On Nov 11, 4pm PST we had the second Stake Wars call with around 20 people.
Due to the issues uncovered last week, we took more caution this time and chose to start the genesis in house and invite external people to join afterwards. The network was started several minutes before the call, and during the call, Peter demonstrated how to join the network and stake to become a validator.
The network went down at 14560 blocks at around 9:00pm PST on Monday. All validating nodes crashed almost simultaneously. From the logs we observed that the nodes had dramatic increase in memory and cpu usage right before the crash. Due to the lack of proper logging, we were not able to determine the cause of the crash and therefore decided to restart the network on Tuesday with more careful debugging and logging setup.

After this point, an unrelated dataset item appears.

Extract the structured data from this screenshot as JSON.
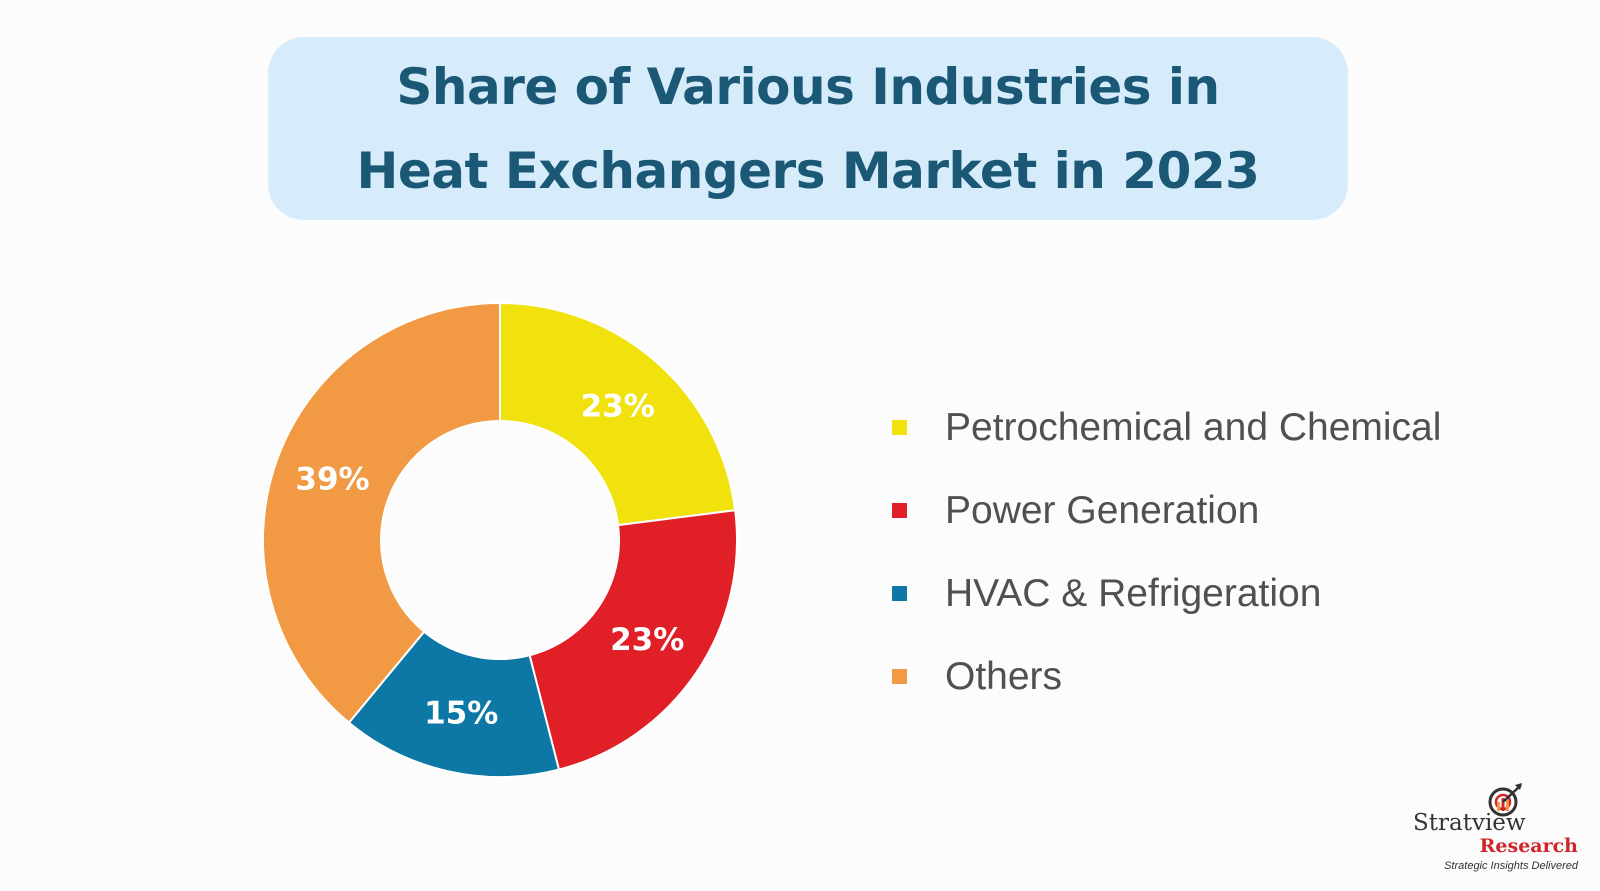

The network crashed again on Tuesday night, around 11pm PST. From the valgrind output we saw that a function that broadcasts message to the network used an unreasonable amount of memory. After some investigation and sifting through logs of more than 1GB we found that there is a subtle bug in our network code that would only be triggered under a specific circumstance. We quickly deployed a quick fix that prevents such bug in normal situations but are still working on fully fixing the issue in the byzantine setting. We restarted the network again on Wednesday and it has been running without any downtime since then.
Released v0.4.6 with updates (fully implemented finality gadget) and fixes described below.
- The aforementioned network bug. More specifically, when we receive account announcement we check whether it already exists in the routing table by doing an exact match. However, since account announcement has epoch id, and because a newly joined peer would rebroadcast the account announcement they receive from peers, if a node in the network announce their account for the next epoch at the same time, it causes the announcement to overwrite each other. Each overwrite would lead to a broadcasting to the entire network and therefore causes exponential growth of network messages, which causes the entire network to crash. The issue is temporarily fixed in https://github.com/nearprotocol/nearcore/pull/1688 and we are still working on fully fixing the issue.
- We also noticed that, even though we fixed some major memory leaks last week, nodes were still leaking memory slowly. Through inspection we found that some caches in ShardsManager were not properly implemented and caused the leak. This issue is fixed in https://github.com/nearprotocol/nearcore/pull/1706 (which is pending more testing).
- There is also some issue with rpc that makes wallet sometimes nonfunctional. Validators complained that they have to try multiple times to register one account name. This issue is fixed in https://github.com/nearprotocol/nearcore/pull/1699.
The experience this week shows that stability of our network is improving with each week. For next week, we will again open registration for stake wars to the public with a customized landing page that does input validation.
We also invite validator to start actually trying malicious or DDOS types of attacks to start testing non vanilla behaviors.